(Moonlight Records, 2012)
1. In The Darkness
2. May You Rest In Slowmo
3. (Day) Eye
4. Square The Circle
Nati nel 2005, dopo vari cambi di formazione (più che mai ordinari) e di natura puramente stilistica, gliShinin’ Shade approdano tra le fila della Moonlight Records nel 2009, con la quale incidono un ep lo stesso anno e un full lenght (2010). Miscelando con astuzia diversi ingredienti, evitando di creare un calderone confuso e stracolmo di spunti abortiti (impresa non da poco), la band riesce a sviluppare sonorità sicuramente originali, ma soprattutto di impatto.

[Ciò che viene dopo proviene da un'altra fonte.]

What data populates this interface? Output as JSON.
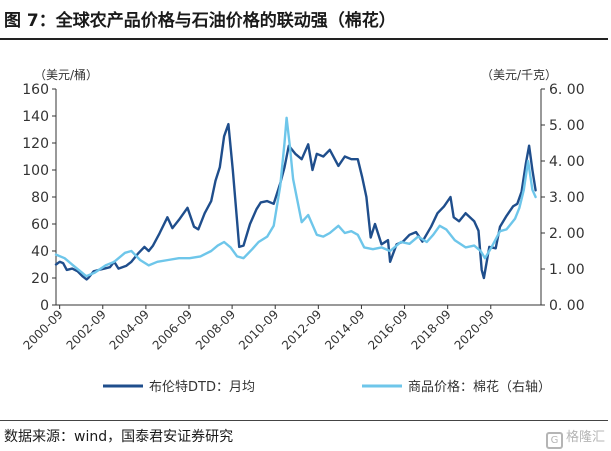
{
  "title": "图 7：全球农产品价格与石油价格的联动强（棉花）",
  "source": "数据来源：wind，国泰君安证券研究",
  "watermark": "格隆汇",
  "chart_data": {
    "type": "line",
    "left_axis": {
      "unit": "（美元/桶）",
      "ylim": [
        0,
        160
      ],
      "tick_labels": [
        "0",
        "20",
        "40",
        "60",
        "80",
        "100",
        "120",
        "140",
        "160"
      ]
    },
    "right_axis": {
      "unit": "（美元/千克）",
      "ylim": [
        0,
        6
      ],
      "tick_labels": [
        "0. 00",
        "1. 00",
        "2. 00",
        "3. 00",
        "4. 00",
        "5. 00",
        "6. 00"
      ]
    },
    "x_range": [
      2000.5,
      2023.0
    ],
    "x_tick_values": [
      2000.67,
      2002.67,
      2004.67,
      2006.67,
      2008.67,
      2010.67,
      2012.67,
      2014.67,
      2016.67,
      2018.67,
      2020.67
    ],
    "x_tick_labels": [
      "2000-09",
      "2002-09",
      "2004-09",
      "2006-09",
      "2008-09",
      "2010-09",
      "2012-09",
      "2014-09",
      "2016-09",
      "2018-09",
      "2020-09"
    ],
    "legend_position": "bottom",
    "series": [
      {
        "name": "布伦特DTD：月均",
        "axis": "left",
        "color": "#1f4e8c",
        "x": [
          2000.5,
          2000.67,
          2000.83,
          2001.0,
          2001.25,
          2001.5,
          2001.75,
          2001.92,
          2002.0,
          2002.25,
          2002.5,
          2002.75,
          2003.0,
          2003.2,
          2003.4,
          2003.75,
          2004.0,
          2004.3,
          2004.6,
          2004.8,
          2005.0,
          2005.3,
          2005.67,
          2005.9,
          2006.2,
          2006.6,
          2006.9,
          2007.1,
          2007.4,
          2007.7,
          2007.9,
          2008.1,
          2008.3,
          2008.5,
          2008.7,
          2008.9,
          2009.0,
          2009.2,
          2009.5,
          2009.8,
          2010.0,
          2010.3,
          2010.6,
          2010.9,
          2011.1,
          2011.3,
          2011.6,
          2011.9,
          2012.2,
          2012.4,
          2012.6,
          2012.9,
          2013.2,
          2013.6,
          2013.9,
          2014.2,
          2014.5,
          2014.7,
          2014.9,
          2015.1,
          2015.3,
          2015.6,
          2015.9,
          2016.0,
          2016.3,
          2016.6,
          2016.9,
          2017.2,
          2017.5,
          2017.9,
          2018.2,
          2018.5,
          2018.8,
          2018.95,
          2019.2,
          2019.5,
          2019.9,
          2020.1,
          2020.25,
          2020.35,
          2020.6,
          2020.9,
          2021.1,
          2021.4,
          2021.7,
          2021.9,
          2022.1,
          2022.3,
          2022.45,
          2022.6,
          2022.75
        ],
        "values": [
          30,
          32,
          31,
          26,
          27,
          25,
          21,
          19,
          20,
          25,
          26,
          27,
          28,
          32,
          27,
          29,
          32,
          38,
          43,
          40,
          44,
          53,
          65,
          57,
          63,
          72,
          58,
          56,
          68,
          77,
          92,
          102,
          125,
          134,
          100,
          62,
          43,
          44,
          60,
          71,
          76,
          77,
          75,
          90,
          102,
          118,
          112,
          108,
          119,
          100,
          112,
          110,
          115,
          103,
          110,
          108,
          108,
          95,
          80,
          50,
          60,
          45,
          48,
          32,
          45,
          47,
          52,
          54,
          47,
          58,
          68,
          73,
          80,
          65,
          62,
          68,
          62,
          55,
          26,
          20,
          43,
          42,
          58,
          66,
          73,
          75,
          84,
          105,
          118,
          100,
          85
        ]
      },
      {
        "name": "商品价格：棉花（右轴）",
        "axis": "right",
        "color": "#6ec6ea",
        "x": [
          2000.5,
          2000.9,
          2001.3,
          2001.7,
          2001.9,
          2002.3,
          2002.8,
          2003.2,
          2003.7,
          2004.0,
          2004.4,
          2004.8,
          2005.2,
          2005.7,
          2006.2,
          2006.7,
          2007.2,
          2007.7,
          2008.0,
          2008.3,
          2008.6,
          2008.9,
          2009.2,
          2009.6,
          2009.9,
          2010.3,
          2010.6,
          2010.9,
          2011.1,
          2011.2,
          2011.35,
          2011.5,
          2011.7,
          2011.9,
          2012.2,
          2012.6,
          2012.9,
          2013.2,
          2013.6,
          2013.9,
          2014.2,
          2014.5,
          2014.8,
          2015.2,
          2015.6,
          2016.0,
          2016.5,
          2016.9,
          2017.3,
          2017.7,
          2018.0,
          2018.3,
          2018.6,
          2019.0,
          2019.5,
          2019.9,
          2020.2,
          2020.4,
          2020.7,
          2021.1,
          2021.4,
          2021.8,
          2022.0,
          2022.2,
          2022.4,
          2022.6,
          2022.75
        ],
        "values": [
          1.4,
          1.3,
          1.1,
          0.9,
          0.8,
          0.9,
          1.1,
          1.2,
          1.45,
          1.5,
          1.25,
          1.1,
          1.2,
          1.25,
          1.3,
          1.3,
          1.35,
          1.5,
          1.65,
          1.75,
          1.6,
          1.35,
          1.3,
          1.55,
          1.75,
          1.9,
          2.2,
          3.3,
          4.5,
          5.2,
          4.4,
          3.5,
          2.9,
          2.3,
          2.5,
          1.95,
          1.9,
          2.0,
          2.2,
          2.0,
          2.05,
          1.95,
          1.6,
          1.55,
          1.6,
          1.5,
          1.75,
          1.7,
          1.9,
          1.75,
          1.95,
          2.2,
          2.1,
          1.8,
          1.6,
          1.65,
          1.5,
          1.3,
          1.6,
          2.05,
          2.1,
          2.4,
          2.7,
          3.2,
          4.0,
          3.2,
          3.0
        ]
      }
    ]
  }
}
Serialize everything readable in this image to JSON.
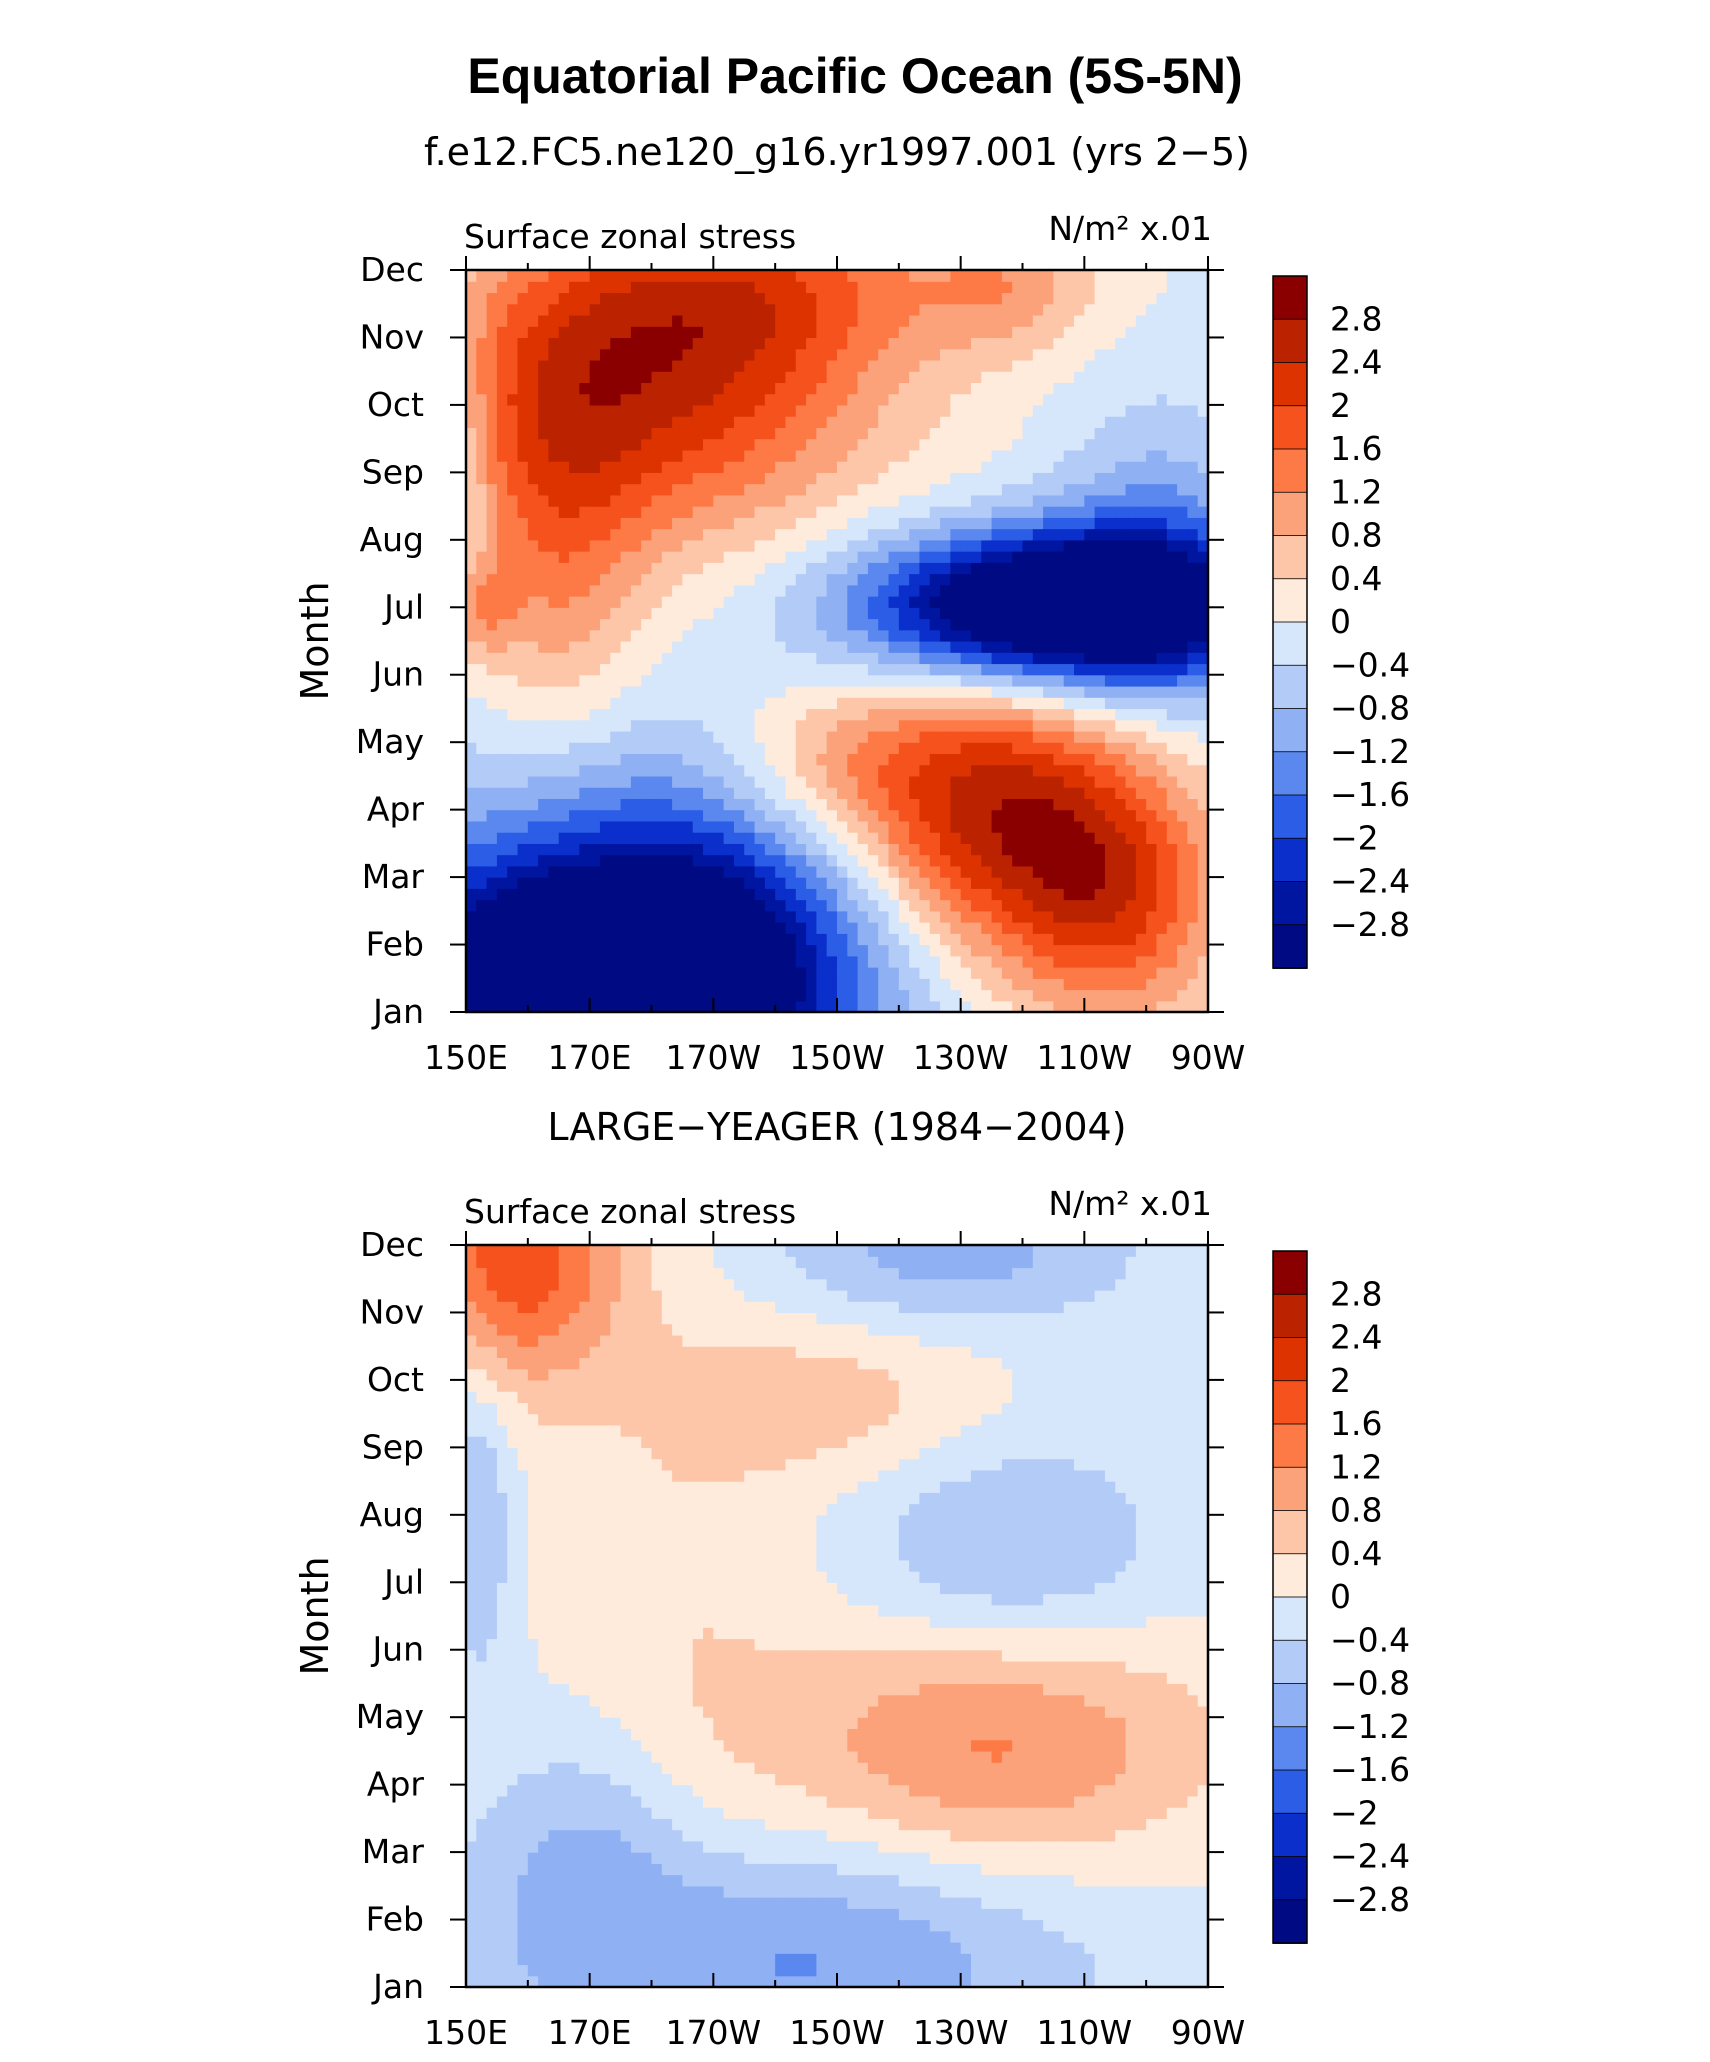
{
  "title": "Equatorial Pacific Ocean (5S-5N)",
  "colorbar": {
    "labels": [
      "2.8",
      "2.4",
      "2",
      "1.6",
      "1.2",
      "0.8",
      "0.4",
      "0",
      "−0.4",
      "−0.8",
      "−1.2",
      "−1.6",
      "−2",
      "−2.4",
      "−2.8"
    ],
    "colors": [
      "#8a0000",
      "#bb2200",
      "#dc3300",
      "#f6521e",
      "#fd7a46",
      "#fca27a",
      "#fdc6a8",
      "#feebdc",
      "#d6e6fb",
      "#b3cbf7",
      "#8fb0f3",
      "#5a88ee",
      "#2c5de6",
      "#0a2fcb",
      "#0015a0",
      "#000a82"
    ]
  },
  "chart_data": [
    {
      "type": "heatmap",
      "subtitle": "f.e12.FC5.ne120_g16.yr1997.001 (yrs 2−5)",
      "left_string": "Surface zonal stress",
      "right_string": "N/m² x.01",
      "ylabel": "Month",
      "xticks": [
        "150E",
        "170E",
        "170W",
        "150W",
        "130W",
        "110W",
        "90W"
      ],
      "yticks": [
        "Jan",
        "Feb",
        "Mar",
        "Apr",
        "May",
        "Jun",
        "Jul",
        "Aug",
        "Sep",
        "Oct",
        "Nov",
        "Dec"
      ],
      "features": [
        {
          "x": 170,
          "y": 0,
          "sx": 24,
          "sy": 1.3,
          "amp": -4.2
        },
        {
          "x": 185,
          "y": 1.6,
          "sx": 30,
          "sy": 1.8,
          "amp": -2.4
        },
        {
          "x": 235,
          "y": 2.8,
          "sx": 18,
          "sy": 1.5,
          "amp": 2.9
        },
        {
          "x": 255,
          "y": 1.6,
          "sx": 12,
          "sy": 1.3,
          "amp": 1.6
        },
        {
          "x": 208,
          "y": 3.6,
          "sx": 15,
          "sy": 0.9,
          "amp": 1.0
        },
        {
          "x": 245,
          "y": 6.0,
          "sx": 22,
          "sy": 0.8,
          "amp": -4.5
        },
        {
          "x": 262,
          "y": 6.6,
          "sx": 12,
          "sy": 1.7,
          "amp": -1.2
        },
        {
          "x": 180,
          "y": 9.3,
          "sx": 24,
          "sy": 1.6,
          "amp": 2.3
        },
        {
          "x": 198,
          "y": 10.8,
          "sx": 22,
          "sy": 1.0,
          "amp": 1.2
        },
        {
          "x": 165,
          "y": 6.8,
          "sx": 10,
          "sy": 2.3,
          "amp": 1.1
        },
        {
          "x": 152,
          "y": 6.0,
          "sx": 4,
          "sy": 0.5,
          "amp": 1.0
        },
        {
          "x": 238,
          "y": 10.8,
          "sx": 10,
          "sy": 0.7,
          "amp": 0.9
        },
        {
          "x": 150,
          "y": 8.0,
          "sx": 3,
          "sy": 1.5,
          "amp": -0.6
        }
      ]
    },
    {
      "type": "heatmap",
      "subtitle": "LARGE−YEAGER (1984−2004)",
      "left_string": "Surface zonal stress",
      "right_string": "N/m² x.01",
      "ylabel": "Month",
      "xticks": [
        "150E",
        "170E",
        "170W",
        "150W",
        "130W",
        "110W",
        "90W"
      ],
      "yticks": [
        "Jan",
        "Feb",
        "Mar",
        "Apr",
        "May",
        "Jun",
        "Jul",
        "Aug",
        "Sep",
        "Oct",
        "Nov",
        "Dec"
      ],
      "features": [
        {
          "x": 158,
          "y": 10.8,
          "sx": 12,
          "sy": 1.3,
          "amp": 1.9
        },
        {
          "x": 235,
          "y": 3.6,
          "sx": 24,
          "sy": 1.3,
          "amp": 1.3
        },
        {
          "x": 210,
          "y": 8.7,
          "sx": 18,
          "sy": 0.9,
          "amp": 0.6
        },
        {
          "x": 200,
          "y": 0.4,
          "sx": 35,
          "sy": 1.3,
          "amp": -1.3
        },
        {
          "x": 170,
          "y": 2.2,
          "sx": 12,
          "sy": 1.3,
          "amp": -0.7
        },
        {
          "x": 228,
          "y": 10.9,
          "sx": 22,
          "sy": 0.8,
          "amp": -1.0
        },
        {
          "x": 238,
          "y": 6.5,
          "sx": 18,
          "sy": 1.2,
          "amp": -0.9
        },
        {
          "x": 152,
          "y": 7.0,
          "sx": 4,
          "sy": 1.8,
          "amp": -0.8
        },
        {
          "x": 185,
          "y": 5.5,
          "sx": 14,
          "sy": 4.0,
          "amp": 0.35
        }
      ]
    }
  ]
}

Quattro brani per un (relativamente) breve ma intensissimo viaggio tra le pieghe di un sound dalle mille sfaccettature, ricco di spunti notevoli ma allo stesso tempo assolutamente inquadrabile: siamo a cavallo tra lo stoner più diretto e acido e psichedelia di (prevedibile ma non banale) settantiana memoria, il tutto arricchito da un’intenzione sinistra e inquieta. La ricchezza di dissonanze, melodie irregolari e oblique non presenta intenti sperimentali (nell’accezione moderna del termine), preferendo richiamare un certo progressive rock di matrice “oscura”, se non la scuola dei grandi gruppi dediti al rock pseudo-satanico della fine degli anni ‘60 (dai Coven ai Black Widow). Non mancano leggerissime tendenze bluesy nei fraseggi chitarristici e vocali (ascoltare in proposito “Square The Circle”): è proprio questa componente che, seppur presente in minima parte, rimanda direttamente allo stoner rock più classico e retrospettivo. A metà tra Black Sabbath (inevitabile nominarli quando si analizzano lavori del genere) e Electric Wizard si staglia una sezione ritmica ricca di groove mefitico, essenziale e precisa; i riff provengono direttamente dalla scuola di Sabbath Bloody Sabbath, senza però scadere nell’imitazione (ascoltare in proposito l’ottima“May You Rest In Slowmotion”). Convincente la performance della voce femminile, sicuramente da considerare come uno dei punti di forza del giovane combo: in particolare ascoltando “In The Darkness”, opener dell’album, viene spontaneo il paragone con Alia O’Brien, voce dei grandiosi Blood Ceremony, timbricamente differente ma concettualmente affine.
Gli Shinin’ Shade sono una realtà valida e interessante, accessibile ad un vasto pubblico, dall’appassionato di progressive rock a quello di metal estremo; la varietà di soluzioni adottate in questo Slowmosheen risulta comunque riconducibile ad un intento chiaro, evitando di precipitare nel limbo delnon-genere (ultimamente tanto agognato quanto spietato). A questo punto non ci resta che sentire di più.